Cricket has never been completely free of politics, especially in the subcontinent. But it has traditionally drawn a firm line on one thing, which is, teams do not forfeit matches unless there is a credible and genuine security threat.
Walkovers are a rare incident in the sport, but whenever they have occurred, they were born out of fear rather than defiance. Whenever a walkover has materialised in cricket history, they have been treated as reluctant exceptions. Which is why Pakistan’s decision to boycott the T20 World Cup match against India feels less like history repeating itself and more like a line being crossed.
To look back at such moments in history, in the 1996 World Cup, Australia and West Indies refused to travel to Sri Lanka following a bomb explosion in Colombo in the civil-war torn country. Security concerns in this case were immediate and credible. The International Cricket Council (ICC) accepted those fears and awarded Sri Lanka the full points.
Interestingly, India and Pakistan, to show solidarity, formed a combined team under the banner ‘Wills XI’ consisting of the likes of Sachin Tendulkar, Wasim Akram, Waqar Younis and led by Mohammad Azharuddin. The team played a one-off ‘Wills Solidarity Cup’ match against Sri Lanka.
In 2003, the situation was even grim, but the principle remained intact. England declined to play Zimbabwe citing political tensions with the Robert Mugabe regime. New Zealand refused to travel to Kenya after terror attacks in Mombasa. Both teams asked to play in neutral venues, ICC declined and awarded walkovers to Zimbabwe and Kenya. These, once again, came after credible security threats and complete diplomatic breakdown between the countries involved.

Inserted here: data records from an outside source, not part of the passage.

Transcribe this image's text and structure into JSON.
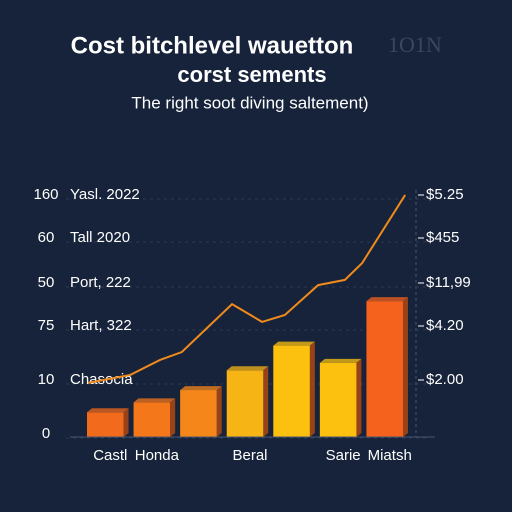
{
  "chart_data": {
    "type": "bar",
    "title": "Cost bitchlevel wauetton",
    "title_suffix": "1O1N",
    "subtitle": "corst sements",
    "caption": "The right soot diving saltement)",
    "left_labels": [
      {
        "tick": "160",
        "text": "Yasl. 2022"
      },
      {
        "tick": "60",
        "text": "Tall 2020"
      },
      {
        "tick": "50",
        "text": "Port, 222"
      },
      {
        "tick": "75",
        "text": "Hart, 322"
      },
      {
        "tick": "10",
        "text": "Chasocia"
      },
      {
        "tick": "0"
      }
    ],
    "right_labels": [
      "$5.25",
      "$455",
      "$11,99",
      "$4.20",
      "$2.00"
    ],
    "categories": [
      "Castl",
      "Honda",
      null,
      "Beral",
      null,
      "Sarie",
      "Miatsh"
    ],
    "values": [
      10,
      14,
      19,
      27,
      37,
      30,
      55
    ],
    "colors": [
      "#f26a1b",
      "#f4771a",
      "#f5861a",
      "#f7b515",
      "#fcc10e",
      "#fcc10e",
      "#f4621e"
    ],
    "ylim": [
      0,
      100
    ],
    "line": {
      "color": "#f08a1c",
      "xlim": [
        0,
        100
      ],
      "x": [
        0.6,
        13.5,
        22.7,
        29.4,
        44.8,
        54,
        61,
        71.2,
        79.4,
        84.7,
        97.9
      ],
      "values": [
        21.9,
        25.1,
        31.2,
        34.4,
        53.8,
        46.6,
        49.4,
        61.5,
        63.6,
        70.4,
        98
      ]
    }
  }
}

While these episodes are rare, they established an imperfect but consistent precedent — security concerns could bend the rules, politics alone could not.
Unfortunately for the Pakistan Cricket Board, Pakistan’s current stance does not fit that template. The match against India is scheduled at a neutral venue under a hybrid model that the Pakistan Cricket Board itself agreed to. It was conceptualised by their own Najam Sethi. The government of Pakistan, through its official X handle, approved the national team’s participation in the tournament while striking off one specific fixture. No official security threat has been cited. While this is selective participation, it is without the usual justification.
It boils down to one question: If a team can accept a tournament but refuse a particular opponent without any credible security threats, does the idea of a fixed, enforceable schedule not begin to dismantle? Today it is India-Pakistan, tomorrow it could be any other geopolitical rivalry.
When it comes to Bangladesh, who have been ousted from the ICC T20 World Cup 2026, owing to their refusal to travel to India citing “security reasons”; which were later quashed by the ICC, the situation took a different turn.
The Bangladesh Cricket Board or the Bangladesh government were unable to provide evidence of a credible security threat following ICC’s ‘low-to-moderate’ security threat rating in India. With no plausible or just reason to demand a shift in venue at such a short notice, the ICC “proceeded with its established governance and qualification processes to identify a replacement team”, as mentioned in the official statement.
Football under FIFA has repeatedly compelled countries with strained diplomatic relations to face each other to avoid turning tournaments into political battlegrounds. Cricket, on the other hand, has relied on mutual understanding. This flexibility has suddenly become its weakness.
This has left the ICC in an unenviable position. A soft response could mean an invitation to future boycotts, a hard stand could deepen an already volatile standoff. But doing nothing would be signalling that fixtures are now negotiable based on political convenience.
Walkovers are meant to be emergency exits, only to be used when no alternative is left. When they become statements rather than safeguards, the sport stops managing risk and starts managing precedent, and precedents are rarely contained.